The magic poured out, draining Brandt and making his head spin, but he kept going, pulling strength from the depths of his soul and beyond. And the causeways responded, beginning to realign into the form they had taken a thousand years ago. The changes were infinitesimal at first—a stone returning to alignment in one spot, a fracture sealing in another—but then the alterations mushroomed, gaining speed.
Brandt sensed Cabrakan’s rage against the magi who had killed his brother and now barred him from the earth. The dark lord slammed against the earth beneath Moctezuma’s palace, which had been at the center of the bloodshed and was now the weakest spot of all.
The ground yawed and threatened to shake apart.
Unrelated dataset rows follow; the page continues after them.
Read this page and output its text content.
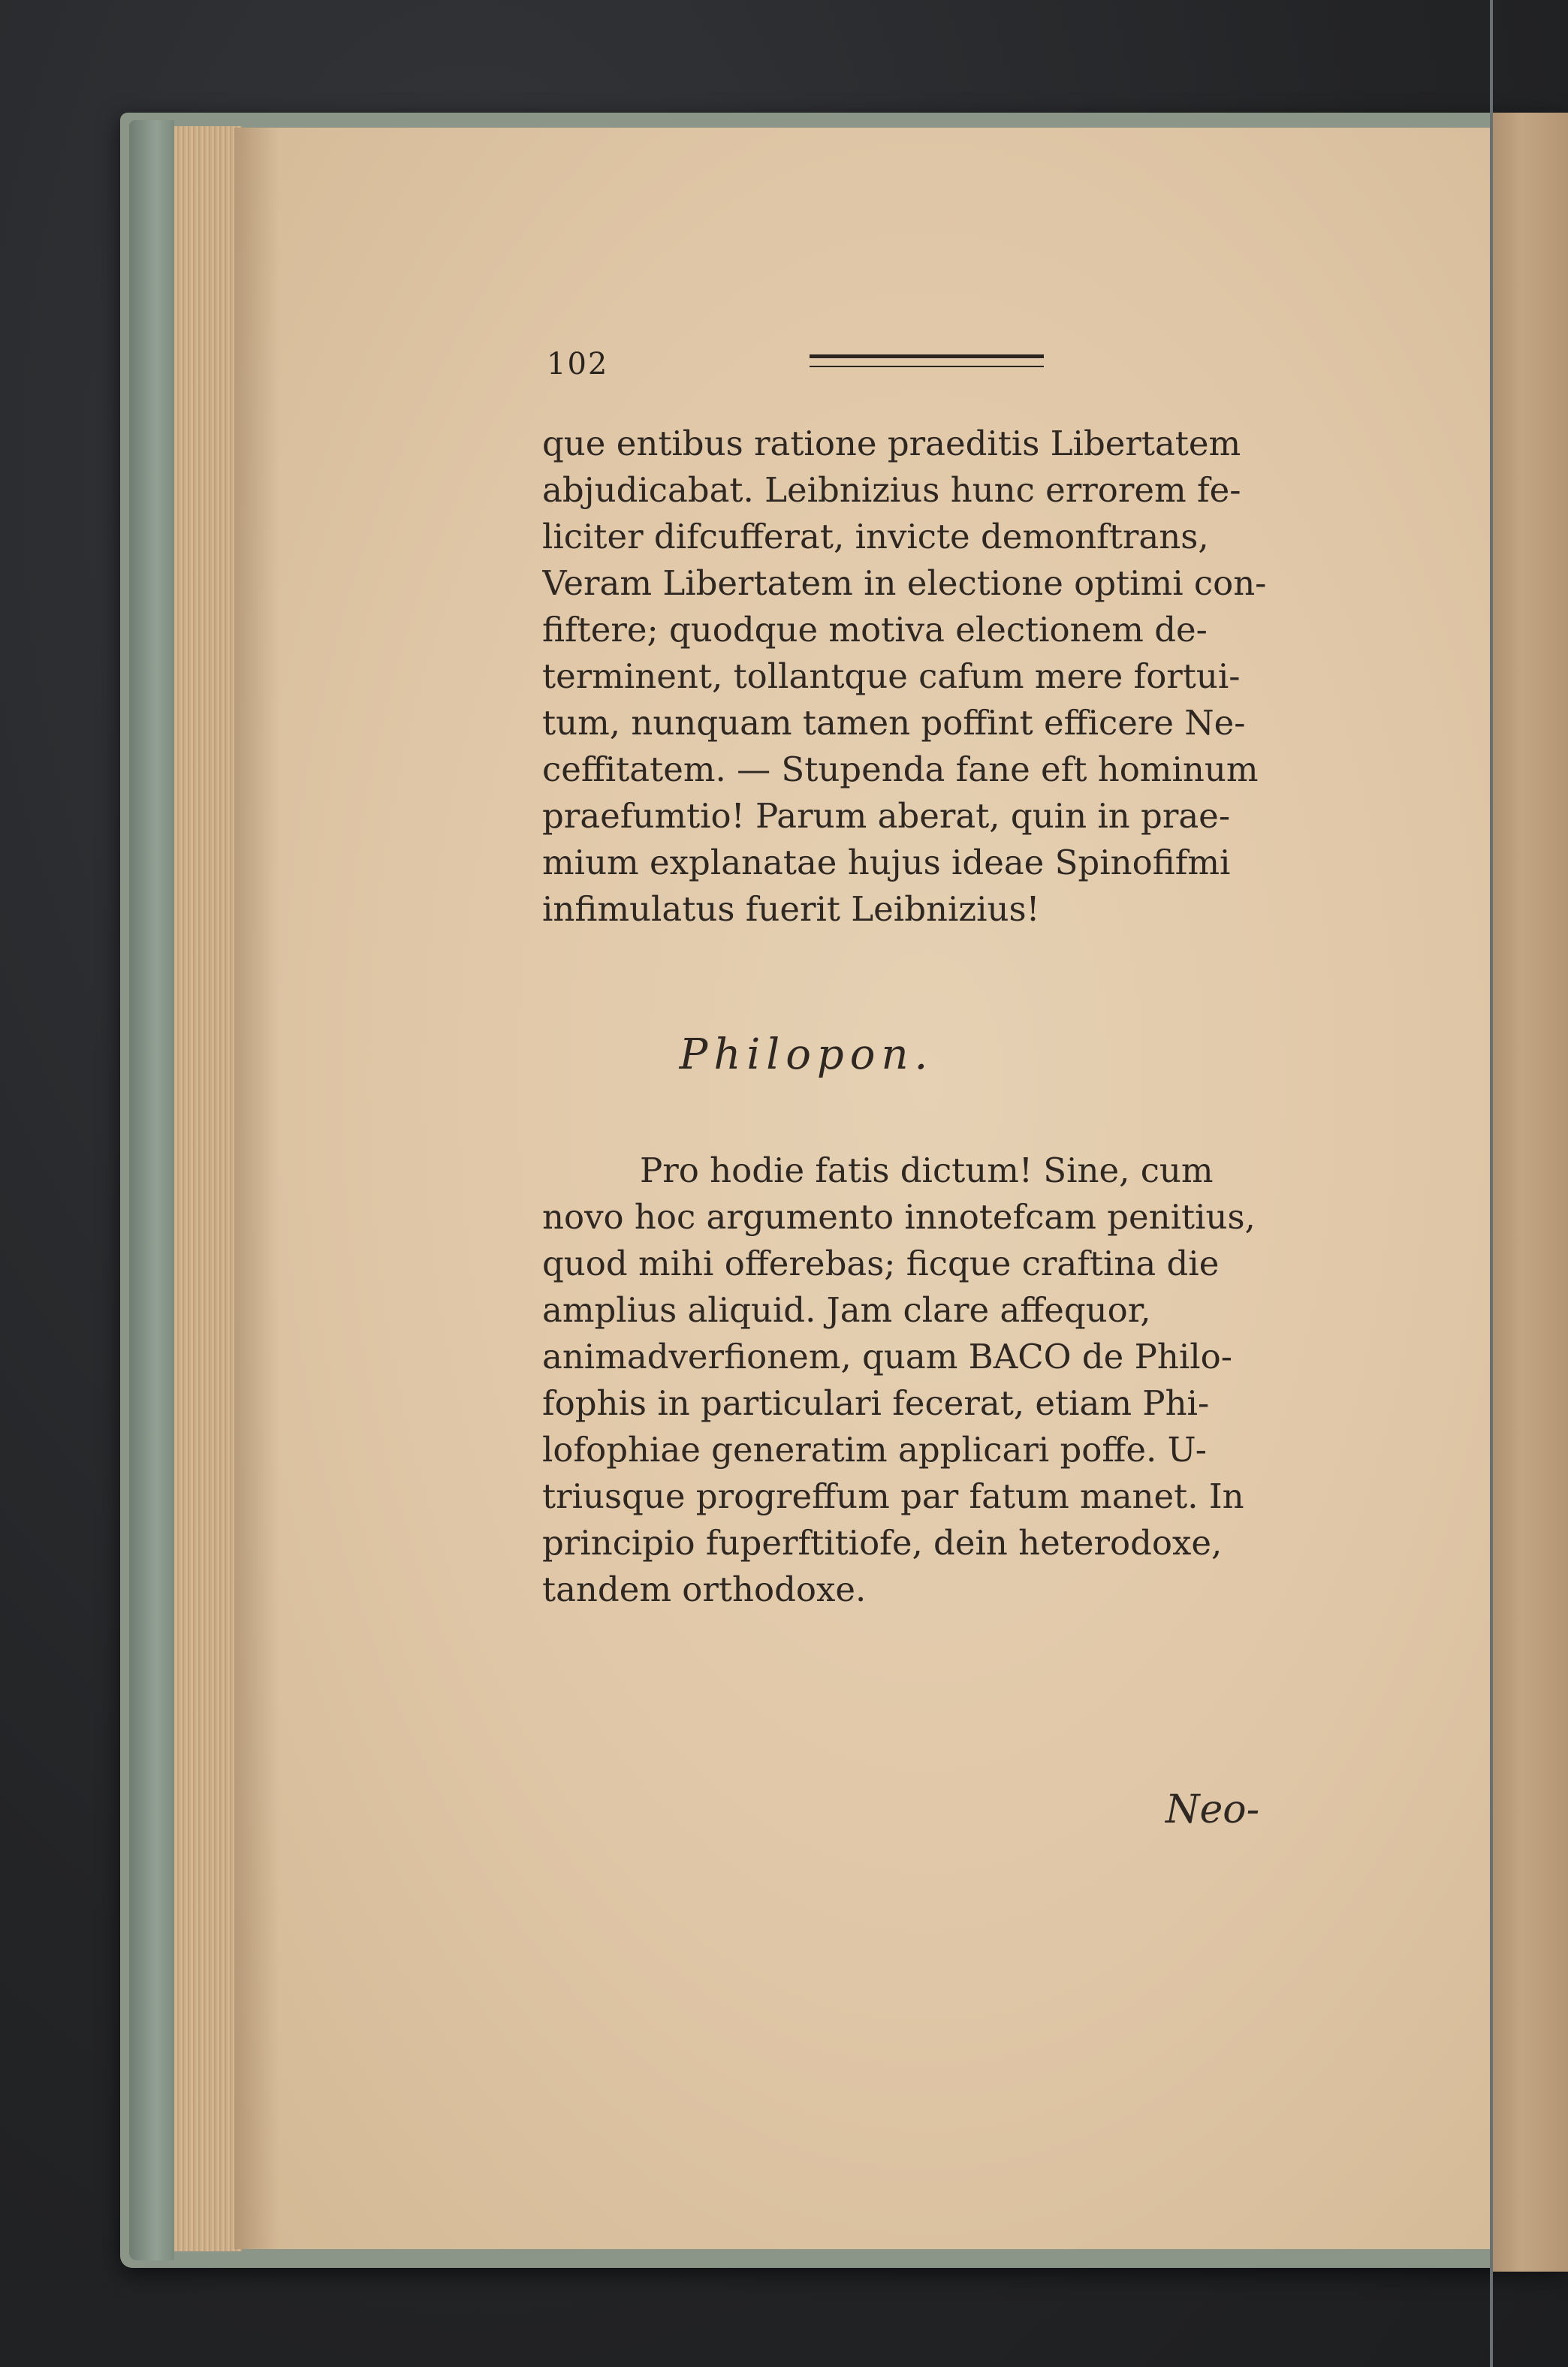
102
que entibus ratione praeditis Libertatem
abjudicabat. Leibnizius hunc errorem fe-
liciter difcufferat, invicte demonftrans,
Veram Libertatem in electione optimi con-
fiftere; quodque motiva electionem de-
terminent, tollantque cafum mere fortui-
tum, nunquam tamen poffint efficere Ne-
ceffitatem. — Stupenda fane eft hominum
praefumtio! Parum aberat, quin in prae-
mium explanatae hujus ideae Spinofifmi
infimulatus fuerit Leibnizius!
Philopon.
Pro hodie fatis dictum! Sine, cum
novo hoc argumento innotefcam penitius,
quod mihi offerebas; ficque craftina die
amplius aliquid. Jam clare affequor,
animadverfionem, quam BACO de Philo-
fophis in particulari fecerat, etiam Phi-
lofophiae generatim applicari poffe. U-
triusque progreffum par fatum manet. In
principio fuperftitiofe, dein heterodoxe,
tandem orthodoxe.
Neo-
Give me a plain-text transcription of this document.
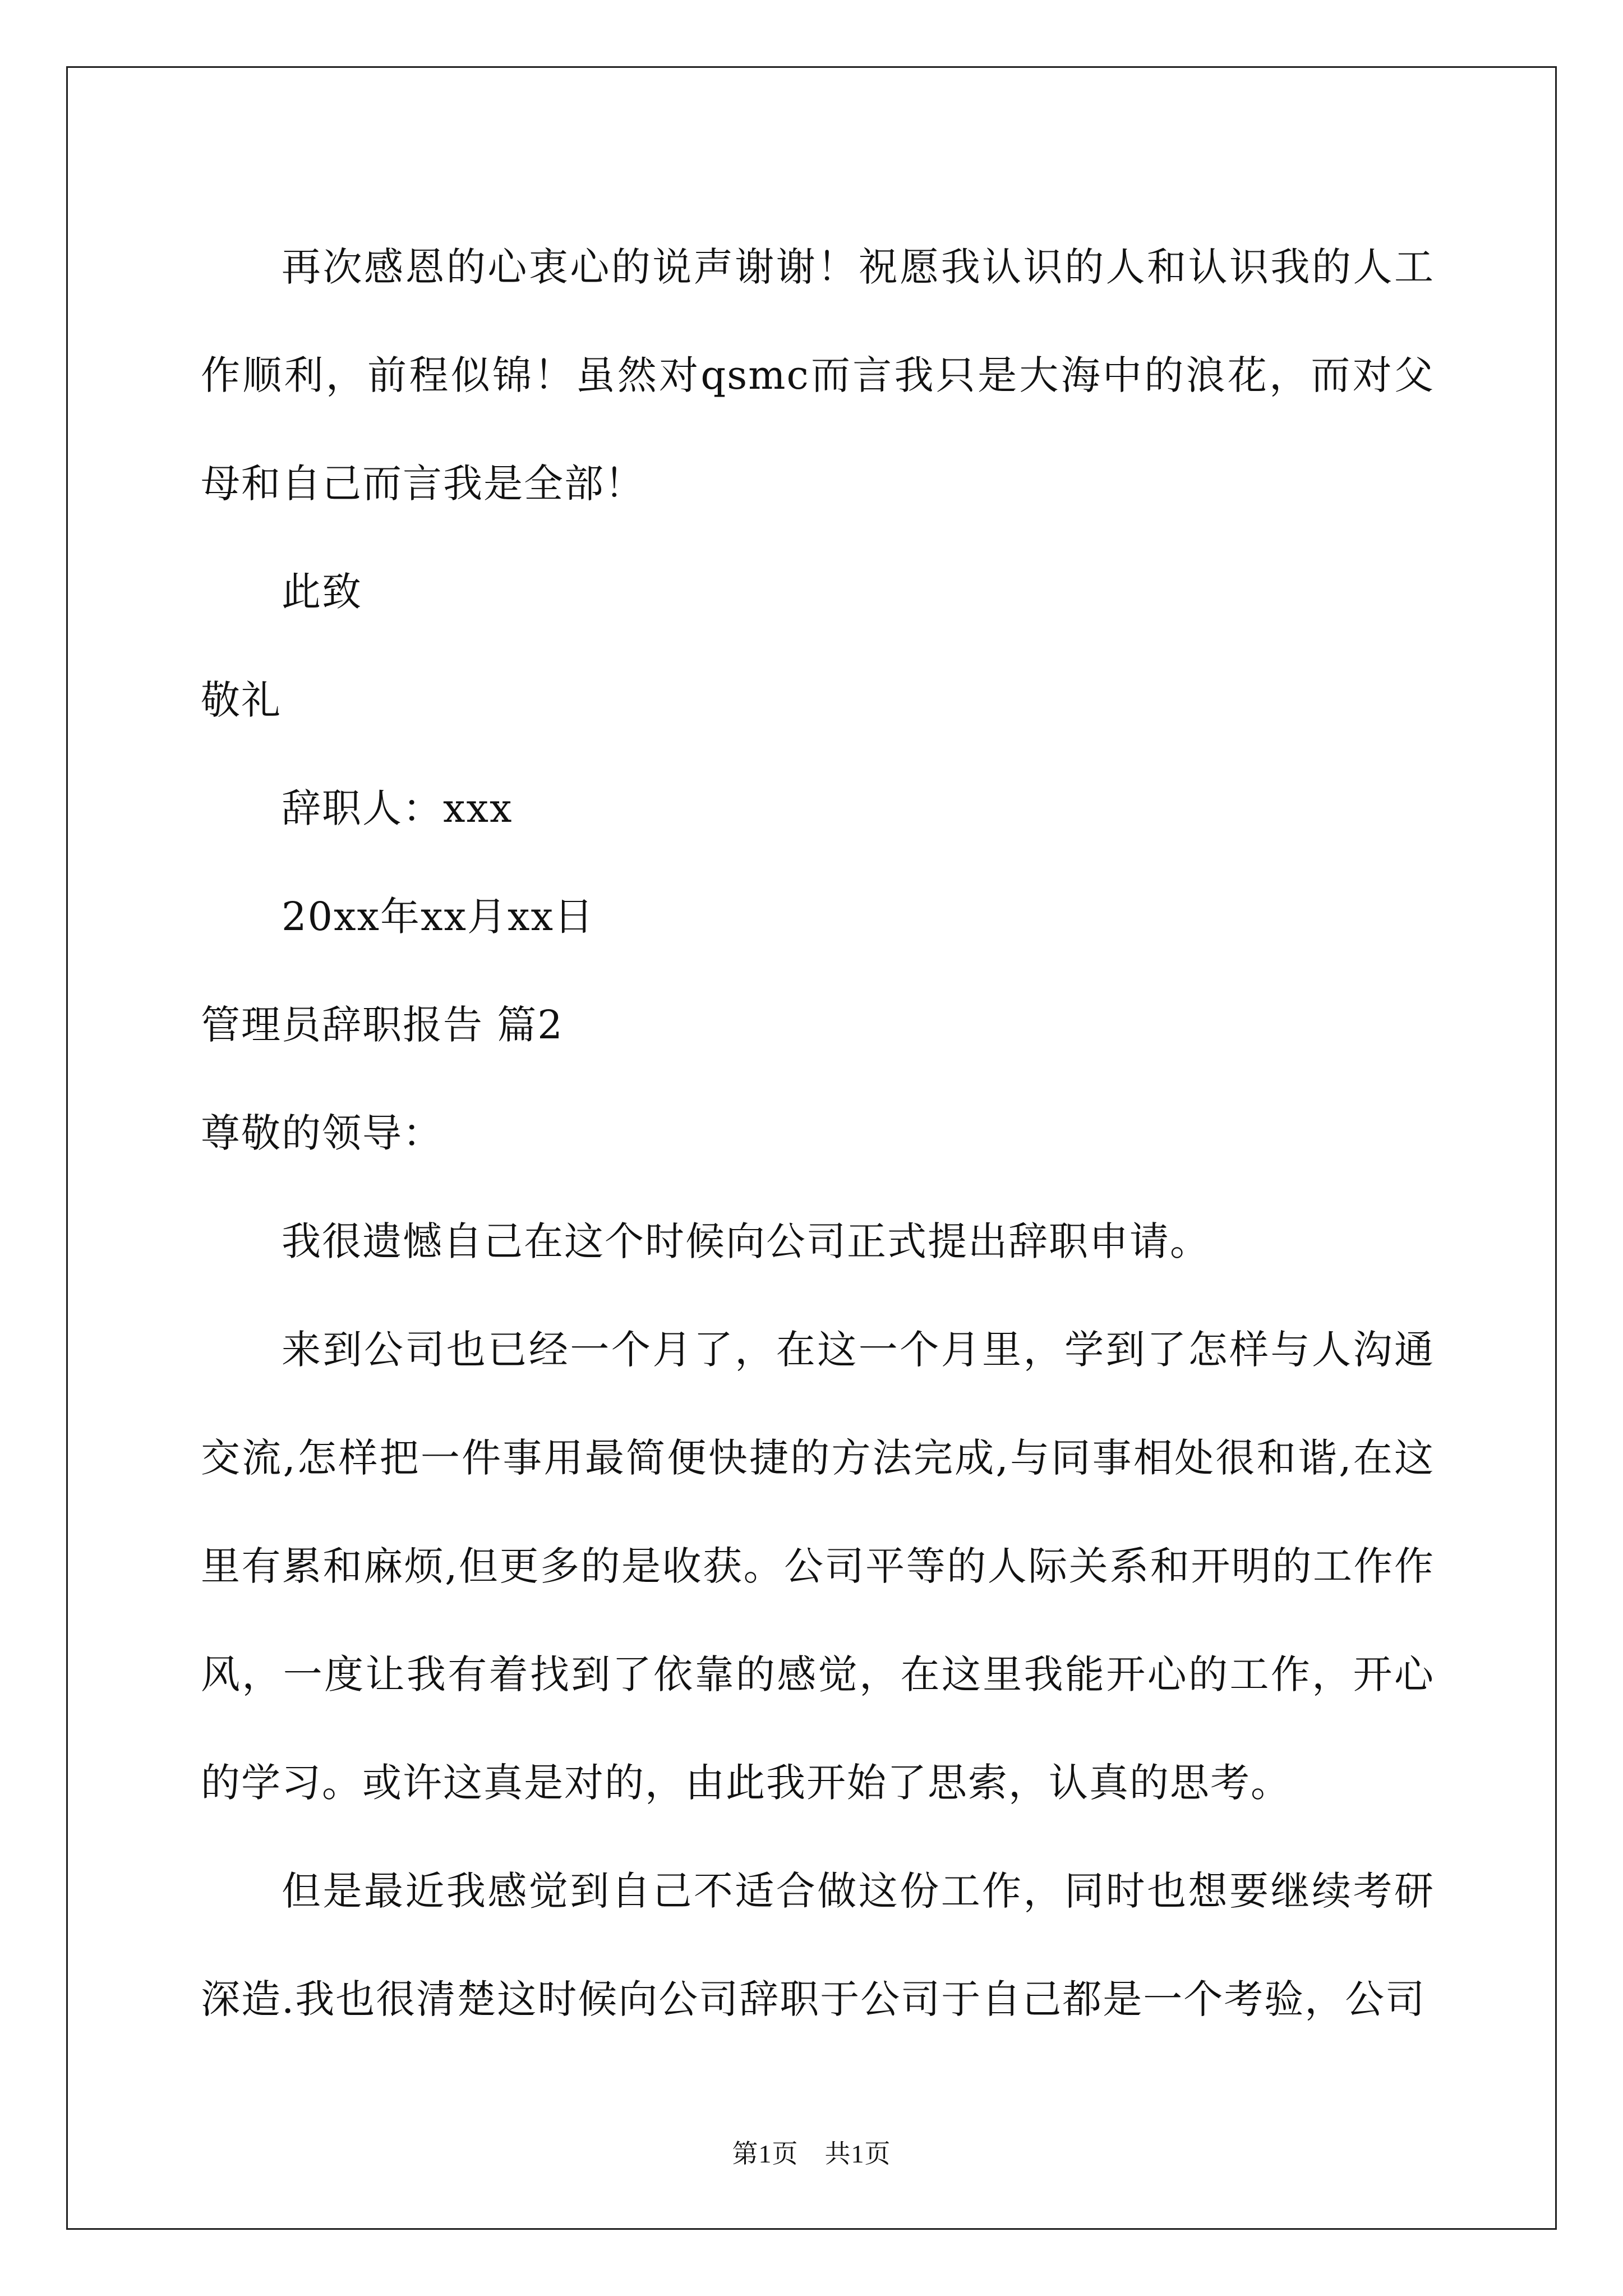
再次感恩的心衷心的说声谢谢！祝愿我认识的人和认识我的人工作顺利，前程似锦！虽然对qsmc而言我只是大海中的浪花，而对父母和自己而言我是全部！

此致

敬礼

辞职人：xxx

20xx年xx月xx日

管理员辞职报告 篇2

尊敬的领导：

我很遗憾自己在这个时候向公司正式提出辞职申请。

来到公司也已经一个月了，在这一个月里，学到了怎样与人沟通交流,怎样把一件事用最简便快捷的方法完成,与同事相处很和谐,在这里有累和麻烦,但更多的是收获。公司平等的人际关系和开明的工作作风，一度让我有着找到了依靠的感觉，在这里我能开心的工作，开心的学习。或许这真是对的，由此我开始了思索，认真的思考。

但是最近我感觉到自己不适合做这份工作，同时也想要继续考研深造.我也很清楚这时候向公司辞职于公司于自己都是一个考验，公司

第1页　共1页
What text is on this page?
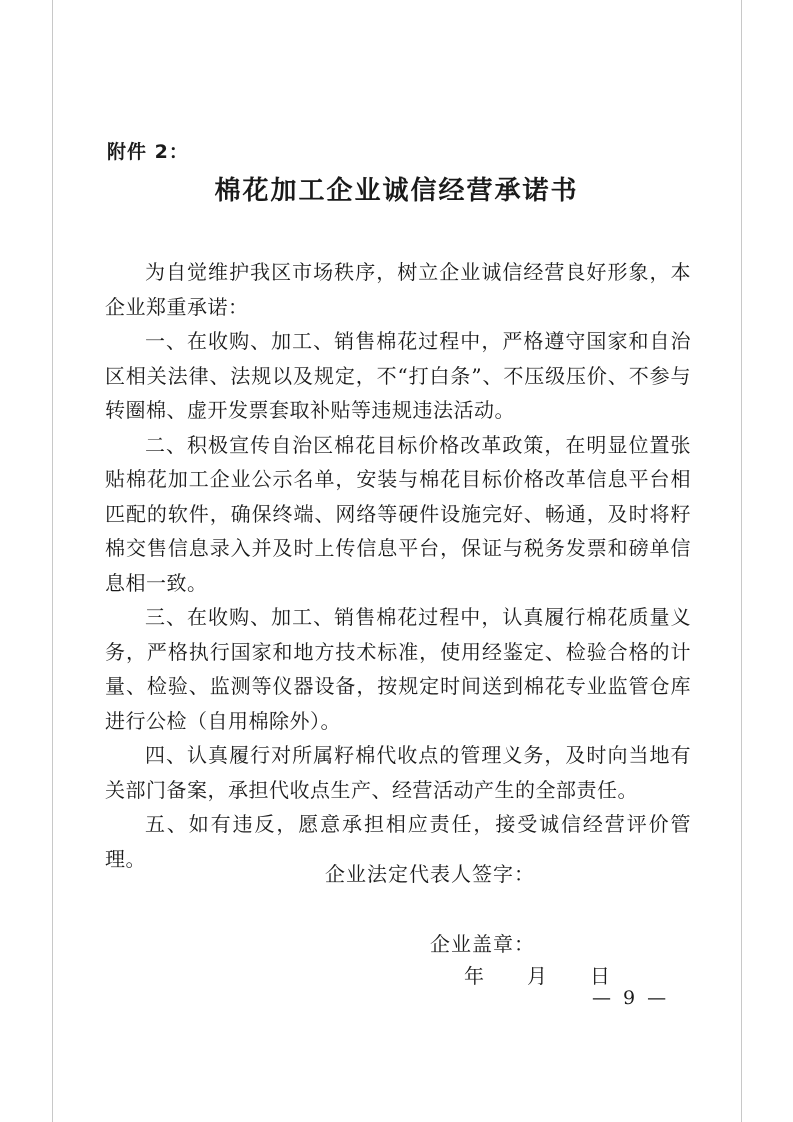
附件 2：
棉花加工企业诚信经营承诺书

为自觉维护我区市场秩序，树立企业诚信经营良好形象，本企业郑重承诺：

一、在收购、加工、销售棉花过程中，严格遵守国家和自治区相关法律、法规以及规定，不“打白条”、不压级压价、不参与转圈棉、虚开发票套取补贴等违规违法活动。

二、积极宣传自治区棉花目标价格改革政策，在明显位置张贴棉花加工企业公示名单，安装与棉花目标价格改革信息平台相匹配的软件，确保终端、网络等硬件设施完好、畅通，及时将籽棉交售信息录入并及时上传信息平台，保证与税务发票和磅单信息相一致。

三、在收购、加工、销售棉花过程中，认真履行棉花质量义务，严格执行国家和地方技术标准，使用经鉴定、检验合格的计量、检验、监测等仪器设备，按规定时间送到棉花专业监管仓库进行公检（自用棉除外）。

四、认真履行对所属籽棉代收点的管理义务，及时向当地有关部门备案，承担代收点生产、经营活动产生的全部责任。

五、如有违反，愿意承担相应责任，接受诚信经营评价管理。

企业法定代表人签字：
企业盖章：
年 月 日
— 9 —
Something crashed down from above, but was deflected by shield magic.
“Thanks,” Brandt grated, not sure who had set the shield, but understanding that the others were protecting him so he could concentrate everything he had on locking stone against rubble, rubble against sand.
Although the original causeways had ended at the island’s shores, he continued inward, reinforcing Cabrakan’s prison all the way inward to the Templo Mayor, which was the central point where all four causeways intersected, and where slave-built temples had been soaked in blood.
There, wielding the magic of love and family, of past and present, Brandt joined the causeways together, stabilizing the ground beneath Mexico City and sealing the demon into Xibalba.
And then, spent, he let himself fall, knowing that Patience would catch him and bring him home.
CHAPTER TWENTY-TWO
Brandt, Patience, and Hannah did the bulk of the work on the pyre, with Harry and Braden alternately helping and getting in the way. To Patience, their perpetual motion and piping voices brought a sense of lightness, completion, and joy that she had so badly missed . . . and one she would yearn for when they left again.
But now, more than ever, they needed to stay hidden.
Iago’s injuries would heal, and when they did, he was going to be
“There.” Brandt stepped back, dusted off his hands, and stuck them in the front pockets of his jeans as he surveyed the work. Braden did the same, mimicking his father so they stood side by side, both with their hands in their jeans pockets and their shoulders slightly hunched beneath black T-shirts, staring at Woody’s pyre with matching frowns.
Patience’s heart turned over when Brandt glanced down, caught Braden’s fierce scowl, and laughed out loud. It was a rusty-sounding chuckle, one forced through his grief for Woody, and his sorrow at knowing the boys would be there for only a few more hours. But instead of shutting all that away, he caught her eyes and shared it: the laugh, the grief, and the sorrow.
“You guys are going to be okay,” Hannah said softly from behind her.